October 28, 201213 yr Hey YC, Sibelius 6 question: I'm doing an a cappella arrangement, and just for the intro, I have five systems: Sopranos (two staves: soprano 1, soprano 2), Altos (two staves: alto 1, alto 2), Tenors (two staves: tenor 1, tenor 2), Baritone, and Bass. For the rest of the piece, I want a more traditional layout, with four one-staff systems (SATB). What is the best way to do this? I've already done the system breaks. I know that one way to do it is to use the "hide empty staves" tool, but because you can't use that tool in panorama, wouldn't I have to do that for 3 staves on every page? Thanks for your help! jbhartov
October 28, 201213 yr Author It's because for the intro to the piece, I have each voice part (1s and 2s) doing different rhythms and different syllables, and so I thought it would be much easier for the performers to read if I split the parts for that section (I was also under the impression that you can't write two sets of syllables to be sung simultaneously on one staff)

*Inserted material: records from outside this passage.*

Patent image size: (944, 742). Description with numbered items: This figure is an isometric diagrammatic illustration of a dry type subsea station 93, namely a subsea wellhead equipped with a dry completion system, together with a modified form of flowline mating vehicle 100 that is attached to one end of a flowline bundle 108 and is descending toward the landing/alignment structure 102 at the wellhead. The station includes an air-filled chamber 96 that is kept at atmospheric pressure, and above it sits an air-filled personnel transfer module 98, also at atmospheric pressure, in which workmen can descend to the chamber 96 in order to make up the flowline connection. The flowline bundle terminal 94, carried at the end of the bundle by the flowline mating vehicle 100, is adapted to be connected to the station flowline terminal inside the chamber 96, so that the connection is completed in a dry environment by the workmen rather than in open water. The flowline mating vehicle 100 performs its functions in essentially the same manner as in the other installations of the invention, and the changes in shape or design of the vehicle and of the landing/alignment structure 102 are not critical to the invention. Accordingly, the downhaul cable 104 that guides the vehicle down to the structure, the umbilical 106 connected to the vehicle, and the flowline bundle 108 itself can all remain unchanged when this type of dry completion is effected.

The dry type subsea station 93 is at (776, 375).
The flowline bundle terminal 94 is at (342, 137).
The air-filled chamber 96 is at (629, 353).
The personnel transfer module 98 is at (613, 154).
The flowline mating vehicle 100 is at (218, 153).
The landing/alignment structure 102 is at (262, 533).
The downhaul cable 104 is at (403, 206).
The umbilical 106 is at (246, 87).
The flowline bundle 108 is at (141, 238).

October 28, 201213 yr Switching from one to two staves can sometimes have advantages when it comes to page layout. My advice would be to create two staves but switch to using 2 voices on a single stave when the parts are rhythmically very similar. Otherwise stick to two when there are differences in word-setting. Sibelius comes with some handy arrows on the symbols menu which you can use to indicate splits in staves.
October 28, 201213 yr just use the hide empty staves tool, you can just select all rather than going page by page. it'll look messy in panorama but scores don't print out that way anyway.
October 29, 201213 yr Author thank you all for your advice! you were all very helpful. i'm not sure if i'm going to stick with just one staff for each voice for the whole thing or split like i originally wanted to, but the select-all approach should've been more obvious to me (my bad, .fseventsd--thanks for that) this is a great forum and i hope to read/write a lot more here. thanks again
October 29, 201213 yr If there are five distinct parts then by all means split them up. If it is only occasional divisi or primarily mono-rhythmic divisi, keep them together.